Nous sommes aujourd’hui dans le quatrième temps médiatique du traitement des Gilets Jaunes. Au début, totalement déstabilisés par cette révolte moderne de la France périphérique, le sujet saturait les ondes, d’une manière relativement neutre, si ce n’est la reprise de l’intox du ministre de l’intérieur qui disait y voir la main de l’extrême-droite, alors que les actes de dégradation semblaient bien plus venir de l’autre côté du spectre politique. Puis, la fin de l’année approchant, ces éditorialistes voulaient siffler la fin du mouvement. Sa poursuite en janvier créa une nouvelle stupeur où les Gilets Jaunes reprirent le dessus médiatique du fait de leur persistance, très majoritairement non violente.
 
Mais depuis que l’idole présidentielle a lancé son pseudo grand débat, la grande majorité des médias est revenue à une position de défense du pouvoir, dont on se demande si elle est vraiment moins caricaturale que ce qui se passe en régime autoritaire… Passons sur l’extase ridicule provoquée par les marathons bavards du président retransmis en direct sur les chaines d’information, dont l’intérêt se traduit par le niveau des audiences. Mais toute une mécanique assez troublante s’est mise en place depuis quelques semaines. D’abord, les différents actes sont souvent rétrogradés à une portion congrue dans les journaux, alors même que le fait que le mouvement se poursuive est exceptionnel.
 
 
Ensuite, il est tout de même permis de douter des chiffres officiels de participation, les images semblant indiquer une mobilisation plus forte. Des décomptes peu suspects de sympathie jaune évoquaient d’ailleurs plus de 100 000 participants il y a un mois, près de trois fois les faibles recensements officiels. Plus choquant encore, les amalgames effarants réalisés sur la base de quelques casseurs ou provocateurs extrémistes, dénoncés par Michel Onfray dans un bon papier : les gilets jaunes seraient antisémites, et d’extrême-droite.

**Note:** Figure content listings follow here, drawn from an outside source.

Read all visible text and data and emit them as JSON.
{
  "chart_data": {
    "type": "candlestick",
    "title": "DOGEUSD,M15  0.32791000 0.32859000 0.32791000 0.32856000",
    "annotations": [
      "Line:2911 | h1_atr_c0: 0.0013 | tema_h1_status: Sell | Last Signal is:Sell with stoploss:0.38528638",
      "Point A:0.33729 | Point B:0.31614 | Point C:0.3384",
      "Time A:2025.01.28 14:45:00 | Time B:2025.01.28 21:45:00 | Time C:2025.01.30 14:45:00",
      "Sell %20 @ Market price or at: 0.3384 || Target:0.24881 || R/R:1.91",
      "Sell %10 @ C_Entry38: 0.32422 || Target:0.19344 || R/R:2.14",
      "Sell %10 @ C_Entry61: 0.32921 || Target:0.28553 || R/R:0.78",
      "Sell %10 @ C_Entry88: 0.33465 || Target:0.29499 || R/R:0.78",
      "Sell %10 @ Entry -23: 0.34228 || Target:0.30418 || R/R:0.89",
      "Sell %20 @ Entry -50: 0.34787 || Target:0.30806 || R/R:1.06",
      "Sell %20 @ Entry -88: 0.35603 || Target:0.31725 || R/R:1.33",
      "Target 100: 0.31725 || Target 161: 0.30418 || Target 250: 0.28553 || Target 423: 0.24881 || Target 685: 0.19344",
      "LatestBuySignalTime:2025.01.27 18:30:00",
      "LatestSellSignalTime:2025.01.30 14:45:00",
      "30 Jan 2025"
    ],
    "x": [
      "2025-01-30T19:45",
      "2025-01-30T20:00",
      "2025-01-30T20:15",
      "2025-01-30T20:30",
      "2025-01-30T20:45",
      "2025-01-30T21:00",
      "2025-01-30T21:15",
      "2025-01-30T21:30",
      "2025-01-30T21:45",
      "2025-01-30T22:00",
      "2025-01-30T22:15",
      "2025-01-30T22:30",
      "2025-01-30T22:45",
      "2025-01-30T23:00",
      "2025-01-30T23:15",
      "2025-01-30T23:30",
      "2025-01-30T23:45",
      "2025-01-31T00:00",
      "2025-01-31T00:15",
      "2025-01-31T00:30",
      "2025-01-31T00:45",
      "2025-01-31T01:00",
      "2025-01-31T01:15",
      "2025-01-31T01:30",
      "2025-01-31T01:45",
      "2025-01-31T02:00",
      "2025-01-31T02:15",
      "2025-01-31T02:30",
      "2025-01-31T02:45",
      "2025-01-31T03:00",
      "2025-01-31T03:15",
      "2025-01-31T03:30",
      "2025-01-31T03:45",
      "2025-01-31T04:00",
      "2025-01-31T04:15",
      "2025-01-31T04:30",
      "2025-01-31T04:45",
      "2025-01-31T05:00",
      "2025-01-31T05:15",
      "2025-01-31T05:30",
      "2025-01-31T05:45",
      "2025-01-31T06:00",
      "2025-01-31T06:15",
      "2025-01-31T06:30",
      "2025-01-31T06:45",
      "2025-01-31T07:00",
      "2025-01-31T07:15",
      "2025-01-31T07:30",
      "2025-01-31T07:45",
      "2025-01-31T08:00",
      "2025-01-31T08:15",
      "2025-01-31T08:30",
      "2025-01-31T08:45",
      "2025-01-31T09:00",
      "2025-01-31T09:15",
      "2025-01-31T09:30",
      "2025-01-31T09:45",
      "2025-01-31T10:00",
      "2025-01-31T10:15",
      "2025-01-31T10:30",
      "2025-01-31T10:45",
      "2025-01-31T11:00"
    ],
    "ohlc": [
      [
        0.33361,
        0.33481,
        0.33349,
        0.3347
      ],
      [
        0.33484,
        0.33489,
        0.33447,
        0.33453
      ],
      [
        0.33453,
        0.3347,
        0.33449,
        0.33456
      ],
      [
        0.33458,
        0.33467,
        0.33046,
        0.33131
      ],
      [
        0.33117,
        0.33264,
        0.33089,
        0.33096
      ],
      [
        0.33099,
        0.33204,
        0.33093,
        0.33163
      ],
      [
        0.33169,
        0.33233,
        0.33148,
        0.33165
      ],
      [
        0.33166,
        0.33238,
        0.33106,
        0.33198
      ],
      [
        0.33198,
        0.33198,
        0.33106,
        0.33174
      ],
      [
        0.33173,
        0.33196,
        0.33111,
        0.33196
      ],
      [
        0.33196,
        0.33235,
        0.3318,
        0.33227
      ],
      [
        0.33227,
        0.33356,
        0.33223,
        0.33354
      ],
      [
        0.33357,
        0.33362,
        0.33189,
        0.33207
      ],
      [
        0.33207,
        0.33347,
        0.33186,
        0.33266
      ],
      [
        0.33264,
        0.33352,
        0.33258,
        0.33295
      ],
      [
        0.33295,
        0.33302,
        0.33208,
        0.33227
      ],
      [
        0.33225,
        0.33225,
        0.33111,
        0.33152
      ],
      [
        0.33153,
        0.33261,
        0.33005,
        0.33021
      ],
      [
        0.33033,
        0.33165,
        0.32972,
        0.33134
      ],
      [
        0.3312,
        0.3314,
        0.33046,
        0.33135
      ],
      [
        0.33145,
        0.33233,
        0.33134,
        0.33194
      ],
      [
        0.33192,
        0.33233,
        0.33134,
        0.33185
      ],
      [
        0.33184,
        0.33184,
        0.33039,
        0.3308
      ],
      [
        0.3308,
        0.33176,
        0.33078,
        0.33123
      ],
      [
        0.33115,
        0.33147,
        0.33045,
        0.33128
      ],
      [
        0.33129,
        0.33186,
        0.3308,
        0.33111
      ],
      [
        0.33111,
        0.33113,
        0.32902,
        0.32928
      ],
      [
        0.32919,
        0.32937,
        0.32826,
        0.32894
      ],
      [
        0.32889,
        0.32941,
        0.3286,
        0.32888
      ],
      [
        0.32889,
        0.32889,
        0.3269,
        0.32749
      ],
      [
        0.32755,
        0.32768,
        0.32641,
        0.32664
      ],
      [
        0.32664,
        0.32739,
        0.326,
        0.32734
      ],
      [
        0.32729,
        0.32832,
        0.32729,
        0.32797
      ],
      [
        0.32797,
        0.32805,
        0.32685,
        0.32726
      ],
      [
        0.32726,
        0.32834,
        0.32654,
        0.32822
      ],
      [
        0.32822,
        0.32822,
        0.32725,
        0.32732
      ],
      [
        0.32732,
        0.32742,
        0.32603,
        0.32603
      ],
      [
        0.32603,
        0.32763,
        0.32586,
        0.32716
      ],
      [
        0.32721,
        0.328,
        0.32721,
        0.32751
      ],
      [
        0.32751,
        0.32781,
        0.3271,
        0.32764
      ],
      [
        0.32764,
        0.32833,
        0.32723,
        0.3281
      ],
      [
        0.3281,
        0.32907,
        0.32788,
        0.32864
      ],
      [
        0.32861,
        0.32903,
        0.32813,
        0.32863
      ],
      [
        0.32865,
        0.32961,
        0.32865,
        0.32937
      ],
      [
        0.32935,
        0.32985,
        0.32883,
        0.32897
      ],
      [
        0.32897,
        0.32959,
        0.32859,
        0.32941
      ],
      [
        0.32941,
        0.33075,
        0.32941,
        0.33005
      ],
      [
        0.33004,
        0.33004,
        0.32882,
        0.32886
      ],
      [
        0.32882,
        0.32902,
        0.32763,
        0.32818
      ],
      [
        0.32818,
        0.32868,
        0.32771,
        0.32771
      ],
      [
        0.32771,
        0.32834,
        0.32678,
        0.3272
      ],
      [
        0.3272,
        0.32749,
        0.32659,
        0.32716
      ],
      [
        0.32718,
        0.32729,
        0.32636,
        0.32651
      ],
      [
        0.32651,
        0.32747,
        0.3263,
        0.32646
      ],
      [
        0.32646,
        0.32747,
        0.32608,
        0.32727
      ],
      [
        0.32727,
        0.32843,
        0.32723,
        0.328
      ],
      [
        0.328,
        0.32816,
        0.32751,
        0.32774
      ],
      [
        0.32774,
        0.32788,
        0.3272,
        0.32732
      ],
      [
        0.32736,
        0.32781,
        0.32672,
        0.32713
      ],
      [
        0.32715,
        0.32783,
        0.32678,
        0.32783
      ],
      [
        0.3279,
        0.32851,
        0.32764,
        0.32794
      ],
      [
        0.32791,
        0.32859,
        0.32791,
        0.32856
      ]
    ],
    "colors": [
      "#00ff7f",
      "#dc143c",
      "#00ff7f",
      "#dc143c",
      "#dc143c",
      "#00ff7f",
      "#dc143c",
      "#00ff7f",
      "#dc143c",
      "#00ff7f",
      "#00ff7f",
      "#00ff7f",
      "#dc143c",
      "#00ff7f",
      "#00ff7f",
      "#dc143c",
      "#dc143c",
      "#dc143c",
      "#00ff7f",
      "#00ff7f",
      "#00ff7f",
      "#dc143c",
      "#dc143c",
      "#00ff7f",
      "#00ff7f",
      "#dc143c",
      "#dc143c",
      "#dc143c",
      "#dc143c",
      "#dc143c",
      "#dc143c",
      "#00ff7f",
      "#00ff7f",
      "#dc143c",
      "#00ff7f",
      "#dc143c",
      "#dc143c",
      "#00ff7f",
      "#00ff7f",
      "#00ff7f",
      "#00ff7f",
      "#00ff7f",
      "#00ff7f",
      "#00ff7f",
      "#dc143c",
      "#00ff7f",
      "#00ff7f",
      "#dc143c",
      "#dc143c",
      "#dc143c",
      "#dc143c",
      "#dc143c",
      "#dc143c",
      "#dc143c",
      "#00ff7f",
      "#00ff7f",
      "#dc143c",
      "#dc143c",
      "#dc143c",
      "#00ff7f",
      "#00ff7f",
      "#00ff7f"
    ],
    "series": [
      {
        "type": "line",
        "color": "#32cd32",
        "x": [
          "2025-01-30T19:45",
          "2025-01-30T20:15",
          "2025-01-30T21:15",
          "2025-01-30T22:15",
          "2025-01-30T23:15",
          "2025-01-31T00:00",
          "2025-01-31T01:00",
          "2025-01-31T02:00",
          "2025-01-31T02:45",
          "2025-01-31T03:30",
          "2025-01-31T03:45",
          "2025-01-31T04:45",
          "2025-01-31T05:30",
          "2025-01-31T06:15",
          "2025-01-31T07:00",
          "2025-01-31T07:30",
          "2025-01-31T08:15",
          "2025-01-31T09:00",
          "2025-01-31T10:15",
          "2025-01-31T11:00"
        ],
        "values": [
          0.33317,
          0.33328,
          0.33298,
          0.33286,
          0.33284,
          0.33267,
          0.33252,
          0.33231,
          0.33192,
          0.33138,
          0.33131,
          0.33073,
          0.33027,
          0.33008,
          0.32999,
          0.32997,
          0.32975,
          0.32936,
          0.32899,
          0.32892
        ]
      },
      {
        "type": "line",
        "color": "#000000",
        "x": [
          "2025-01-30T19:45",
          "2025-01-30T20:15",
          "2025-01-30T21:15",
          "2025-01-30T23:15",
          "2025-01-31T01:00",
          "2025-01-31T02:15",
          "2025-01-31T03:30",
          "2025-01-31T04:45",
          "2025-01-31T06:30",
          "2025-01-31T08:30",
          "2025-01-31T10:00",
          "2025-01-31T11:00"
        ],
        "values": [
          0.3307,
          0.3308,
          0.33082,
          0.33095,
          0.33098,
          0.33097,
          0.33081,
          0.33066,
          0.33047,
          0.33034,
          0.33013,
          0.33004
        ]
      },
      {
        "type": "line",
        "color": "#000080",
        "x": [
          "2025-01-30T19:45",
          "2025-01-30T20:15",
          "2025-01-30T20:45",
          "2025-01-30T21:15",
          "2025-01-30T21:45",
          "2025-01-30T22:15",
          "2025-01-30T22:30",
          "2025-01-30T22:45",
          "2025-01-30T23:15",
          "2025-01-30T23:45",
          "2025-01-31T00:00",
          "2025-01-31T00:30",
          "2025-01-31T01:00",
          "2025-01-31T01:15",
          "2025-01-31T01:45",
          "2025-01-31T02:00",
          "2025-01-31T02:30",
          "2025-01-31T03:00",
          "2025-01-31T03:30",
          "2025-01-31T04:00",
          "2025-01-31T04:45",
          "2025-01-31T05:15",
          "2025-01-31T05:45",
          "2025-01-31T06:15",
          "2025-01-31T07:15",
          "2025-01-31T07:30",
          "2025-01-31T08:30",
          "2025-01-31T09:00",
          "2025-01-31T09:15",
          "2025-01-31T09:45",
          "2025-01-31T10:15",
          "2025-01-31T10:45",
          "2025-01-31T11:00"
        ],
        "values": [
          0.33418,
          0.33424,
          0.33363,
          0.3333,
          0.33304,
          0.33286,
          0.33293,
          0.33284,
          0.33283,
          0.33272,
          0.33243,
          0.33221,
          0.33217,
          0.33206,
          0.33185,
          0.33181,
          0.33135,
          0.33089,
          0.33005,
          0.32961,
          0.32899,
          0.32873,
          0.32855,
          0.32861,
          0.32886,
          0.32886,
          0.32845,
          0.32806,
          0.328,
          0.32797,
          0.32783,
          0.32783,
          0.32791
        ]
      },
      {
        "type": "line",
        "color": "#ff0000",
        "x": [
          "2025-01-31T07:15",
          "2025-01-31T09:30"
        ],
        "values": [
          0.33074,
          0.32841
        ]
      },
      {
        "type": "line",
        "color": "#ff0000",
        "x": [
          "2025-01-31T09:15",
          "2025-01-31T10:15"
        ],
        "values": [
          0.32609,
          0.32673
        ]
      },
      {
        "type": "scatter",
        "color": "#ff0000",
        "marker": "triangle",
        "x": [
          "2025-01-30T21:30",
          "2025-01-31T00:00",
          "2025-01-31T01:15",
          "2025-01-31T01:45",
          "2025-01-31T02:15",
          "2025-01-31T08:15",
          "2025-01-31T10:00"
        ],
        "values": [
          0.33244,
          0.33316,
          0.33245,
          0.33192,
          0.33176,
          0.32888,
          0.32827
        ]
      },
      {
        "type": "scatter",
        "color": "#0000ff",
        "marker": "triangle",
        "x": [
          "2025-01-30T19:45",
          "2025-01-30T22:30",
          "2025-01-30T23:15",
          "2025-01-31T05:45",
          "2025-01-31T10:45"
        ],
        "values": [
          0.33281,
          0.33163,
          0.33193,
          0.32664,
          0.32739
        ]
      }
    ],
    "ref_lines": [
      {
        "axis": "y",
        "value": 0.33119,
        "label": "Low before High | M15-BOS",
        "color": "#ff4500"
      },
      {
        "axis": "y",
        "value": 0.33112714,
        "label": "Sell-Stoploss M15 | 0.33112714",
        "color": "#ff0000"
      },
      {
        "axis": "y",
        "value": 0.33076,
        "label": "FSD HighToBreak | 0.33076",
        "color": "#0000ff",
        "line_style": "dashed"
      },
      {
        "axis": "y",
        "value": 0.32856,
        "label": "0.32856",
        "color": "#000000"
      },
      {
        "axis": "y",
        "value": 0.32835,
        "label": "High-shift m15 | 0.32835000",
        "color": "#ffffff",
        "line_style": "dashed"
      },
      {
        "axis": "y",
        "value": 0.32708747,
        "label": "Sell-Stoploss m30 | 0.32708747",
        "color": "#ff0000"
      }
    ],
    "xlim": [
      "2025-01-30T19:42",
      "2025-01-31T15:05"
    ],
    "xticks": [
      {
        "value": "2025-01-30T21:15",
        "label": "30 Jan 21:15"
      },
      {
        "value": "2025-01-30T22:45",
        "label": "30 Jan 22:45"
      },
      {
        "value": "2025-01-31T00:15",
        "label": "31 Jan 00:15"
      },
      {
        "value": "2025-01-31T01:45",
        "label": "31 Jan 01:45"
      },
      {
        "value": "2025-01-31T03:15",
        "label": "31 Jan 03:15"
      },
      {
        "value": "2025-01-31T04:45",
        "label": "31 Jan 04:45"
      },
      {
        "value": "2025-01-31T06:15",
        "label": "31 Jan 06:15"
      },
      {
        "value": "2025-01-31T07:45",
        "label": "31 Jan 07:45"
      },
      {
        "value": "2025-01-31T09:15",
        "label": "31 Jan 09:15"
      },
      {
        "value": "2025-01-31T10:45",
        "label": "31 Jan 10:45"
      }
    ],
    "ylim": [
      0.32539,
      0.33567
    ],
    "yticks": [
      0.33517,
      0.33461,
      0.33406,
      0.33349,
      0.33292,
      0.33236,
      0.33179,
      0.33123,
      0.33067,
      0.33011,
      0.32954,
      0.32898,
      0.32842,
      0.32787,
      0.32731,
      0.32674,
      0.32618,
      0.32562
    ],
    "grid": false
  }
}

Manque de chance, les insultes contre Finkielkraut venait d’un islamiste, et sa victime a pris soin d’exonérer les Gilets Jaunes de responsabilité ici…
 
Mais ce n’est pas tout, le mouvement est incriminé pour un accident routier, ou pour les pertes qu’il font subir à l’économie, sans même mise en perspective avec l’importance qu’a le droit de manifester dans une démocratie. Pour couronner le tout, la propagande macroniste tourne à plein, entre glorification de la prime dite Macronet traitement ubuesque des évolutions sondagières, une hausse d’un point de confiance, dans la marge d’erreur des instituts, étant traitée comme une « remontée ». De même, sa popularité est qualifiée de stable quand plus de 70% de la population continue à ne pas lui faire confiance. Un internaute a bien vu de dire plutôt que « son impopularité reste stable »…
 
Pour finir, il y a cette petite musique révoltante consistant à dire que les positions des Gilets Jaunes seraient incompréhensibles, alors que leur demande est claire : plus de justice sociale et fiscale, notamment pour les territoires périphériques. Il est bien normal que le mouvement se poursuive quand le pouvoir fait preuve d’une telle mauvaise foi alors même qu’il prétend organiser un débat, qui n’est en réalité qu’une campagne. Et que dire de ceux qui caricaturent les propositions des Gilets Jaunes. Nulle volonté de baisse générale des impôts, mais volonté de faire payer leur juste part aux plus riches et aux multinationales au lieu de toujours leur demander moins, au détriment de tous les autres
 
 
Après, certains média se demandent pourquoi ils n’ont pas bonne presse dans les manifestations de Gilets Jaunes… Le traitement du mouvement depuis un mois est devenu extraordinairement biaisé et malveillant. Bien sûr, pour l’instant, le chouchou des média s’en sort, dans une configuration politique qui lui va. Mais il ne faut pas croire que cette situation soit autre chose qu’un château de cartes…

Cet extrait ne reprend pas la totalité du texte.